The overarching goals of the grant include adding, expanding and fostering the development of clinical sites that serve children, adolescents and young adults in rural settings, where mental health services are often underserved.
And the objectives are lofty and very exciting. The grant funds will directly support students, internship supervisors and training. Ultimately, through the life of the project, MAC looks to have 90 percent of its graduates employed in underserved or rural communities.
“The project aims to fund, train and graduate 43 new behavioral health professionals over a two-year time period and support a minimum of 43 current supervisors in their competencies in culturally competent care for underserved, marginalized and rural youth and adolescents,” Meagan said.
When the grant funding concludes in two years, MAC aims to increase the number of counselors with their supervisor designation by 10 in the first year and 20 more in the second year.
“We’re very excited to be able to support our students in this manner,” Robin said. Additionally, this opportunity will increase the number of skilled clinicians and supervisors in the region as we are able to provide professional development options to our partner agencies.

Benefits for MAC students

The grant will provide $15,000 stipends for paid internships for MAC students as well as funding for them to complete telehealth training to qualify to be Board Certified Telemental Health Professionals. Additionally, funds also will be available to students to attend the All Ohio Counselor Conference. In exchange for the support, each student will commit to working at least 30 hours of their required internship with children, adolescents or young adults.

Benefits for the community

In addition to supporting students, the MAC program will provide community support too. Each internship site supervisor who supervises a MAC student will receive a stipend and will also be funded to attend the All Ohio Counselor Conference as well. Additionally, MAC will create a Supervisor Summit that will provide 24 continuing education hours (CEU) of supervisor training over two years to meet state requirements to earn the supervision credential.

Benefits for MAC faculty

Faculty members who teach in the MAC program will be able to attend training sessions that focus on supervision and working with children and adolescents. “The training will ensure that we are able to infuse our courses with the most recent evidence-based information,” Robin explained. Additionally, the faculty will complete a diversity certificate to increase our knowledge base in areas of diversity, equity and inclusion.

Continued commitment

The multi-faceted approach of supporting students, faculty, counselors and site supervisors aims to reduce the critical shortage of mental health providers in Ohio, specifically targeting those able to serve underserved, marginalized and rural youth and adolescents.

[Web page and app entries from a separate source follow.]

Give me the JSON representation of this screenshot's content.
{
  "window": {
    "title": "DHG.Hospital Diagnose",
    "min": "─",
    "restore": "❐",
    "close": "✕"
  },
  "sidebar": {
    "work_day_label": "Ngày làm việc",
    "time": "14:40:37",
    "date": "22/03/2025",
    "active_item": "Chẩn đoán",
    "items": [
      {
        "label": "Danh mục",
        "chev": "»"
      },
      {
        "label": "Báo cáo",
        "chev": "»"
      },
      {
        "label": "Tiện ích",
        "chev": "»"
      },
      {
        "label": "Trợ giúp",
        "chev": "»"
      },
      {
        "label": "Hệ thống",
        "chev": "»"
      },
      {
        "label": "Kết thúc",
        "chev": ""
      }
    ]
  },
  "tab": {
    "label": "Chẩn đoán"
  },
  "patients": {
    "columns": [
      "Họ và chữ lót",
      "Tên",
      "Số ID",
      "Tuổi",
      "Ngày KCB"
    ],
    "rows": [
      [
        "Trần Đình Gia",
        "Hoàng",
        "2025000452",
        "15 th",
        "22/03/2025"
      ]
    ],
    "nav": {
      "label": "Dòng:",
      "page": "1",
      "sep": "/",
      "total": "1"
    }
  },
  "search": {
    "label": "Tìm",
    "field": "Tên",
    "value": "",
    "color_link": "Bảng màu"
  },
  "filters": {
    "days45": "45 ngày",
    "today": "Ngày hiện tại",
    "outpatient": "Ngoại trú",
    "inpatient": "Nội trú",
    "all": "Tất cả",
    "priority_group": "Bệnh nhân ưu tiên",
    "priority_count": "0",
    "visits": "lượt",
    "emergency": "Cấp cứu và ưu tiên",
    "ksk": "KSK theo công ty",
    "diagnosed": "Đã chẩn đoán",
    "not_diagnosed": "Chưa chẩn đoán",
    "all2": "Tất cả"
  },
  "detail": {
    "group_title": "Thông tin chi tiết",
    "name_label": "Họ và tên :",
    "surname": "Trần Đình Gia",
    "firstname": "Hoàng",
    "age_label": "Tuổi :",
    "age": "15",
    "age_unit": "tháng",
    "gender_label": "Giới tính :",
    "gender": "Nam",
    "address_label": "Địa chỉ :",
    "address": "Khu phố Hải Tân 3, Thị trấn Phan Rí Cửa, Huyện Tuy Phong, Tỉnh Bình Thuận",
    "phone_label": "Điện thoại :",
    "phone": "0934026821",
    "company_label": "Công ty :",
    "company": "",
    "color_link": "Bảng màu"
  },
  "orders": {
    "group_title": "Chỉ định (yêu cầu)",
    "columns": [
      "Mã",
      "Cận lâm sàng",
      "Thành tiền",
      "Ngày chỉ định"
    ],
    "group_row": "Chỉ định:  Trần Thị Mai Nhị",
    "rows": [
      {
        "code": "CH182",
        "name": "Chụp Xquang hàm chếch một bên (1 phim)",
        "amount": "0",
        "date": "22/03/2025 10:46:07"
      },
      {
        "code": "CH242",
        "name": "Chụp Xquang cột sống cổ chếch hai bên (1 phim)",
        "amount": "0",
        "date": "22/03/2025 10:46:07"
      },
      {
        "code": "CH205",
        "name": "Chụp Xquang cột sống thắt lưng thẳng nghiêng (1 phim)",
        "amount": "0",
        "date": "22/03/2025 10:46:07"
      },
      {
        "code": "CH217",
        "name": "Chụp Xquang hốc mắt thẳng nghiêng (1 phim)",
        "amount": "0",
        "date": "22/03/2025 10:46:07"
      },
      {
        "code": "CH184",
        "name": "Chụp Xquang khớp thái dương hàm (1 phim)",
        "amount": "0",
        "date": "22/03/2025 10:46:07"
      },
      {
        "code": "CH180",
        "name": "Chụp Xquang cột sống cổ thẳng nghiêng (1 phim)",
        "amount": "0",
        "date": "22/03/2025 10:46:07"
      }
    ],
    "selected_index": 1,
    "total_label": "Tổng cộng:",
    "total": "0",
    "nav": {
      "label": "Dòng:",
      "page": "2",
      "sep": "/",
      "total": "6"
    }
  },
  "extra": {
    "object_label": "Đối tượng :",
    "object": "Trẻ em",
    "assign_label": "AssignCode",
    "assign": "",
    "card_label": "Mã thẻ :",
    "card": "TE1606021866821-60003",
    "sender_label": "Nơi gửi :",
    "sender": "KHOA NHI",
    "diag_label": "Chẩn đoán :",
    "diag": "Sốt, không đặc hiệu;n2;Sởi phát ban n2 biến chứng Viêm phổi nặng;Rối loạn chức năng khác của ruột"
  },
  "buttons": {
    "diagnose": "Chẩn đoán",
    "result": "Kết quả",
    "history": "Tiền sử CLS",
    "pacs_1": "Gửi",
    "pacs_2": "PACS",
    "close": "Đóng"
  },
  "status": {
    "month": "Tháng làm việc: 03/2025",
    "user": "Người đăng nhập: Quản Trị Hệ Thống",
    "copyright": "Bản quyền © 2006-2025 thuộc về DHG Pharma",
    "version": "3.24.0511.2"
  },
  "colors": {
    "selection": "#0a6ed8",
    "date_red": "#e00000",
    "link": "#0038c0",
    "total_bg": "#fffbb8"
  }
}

Heidelberg already has a strong record of placing graduates in Health Professional Shortage Areas (HPSA). Based on 2021-23 graduation placement statistics, MAC has placed nearly 94 percent of its graduates in HSPA-designated regions and 62.5 percent of its graduates in Health Resources & Services Administration-designated rural regions.

This is the second HRSA grant the MAC program has been awarded in the last 10 years. The MAC program is excited to continue this pattern of seeking funding to benefit our students and the wider community.

The Health Resources & Services Administration Grant Award to Heidelberg University (Serving Marginalized Adolescents in Rural Towns Training) will fund this two-year project at Heidelberg University, starting no sooner than September 30, 2023, and concluding no later than September 29, 2025. The total grant award is $990,941.86, financed at 100% with federal money and 0% financed by non-governmental sources.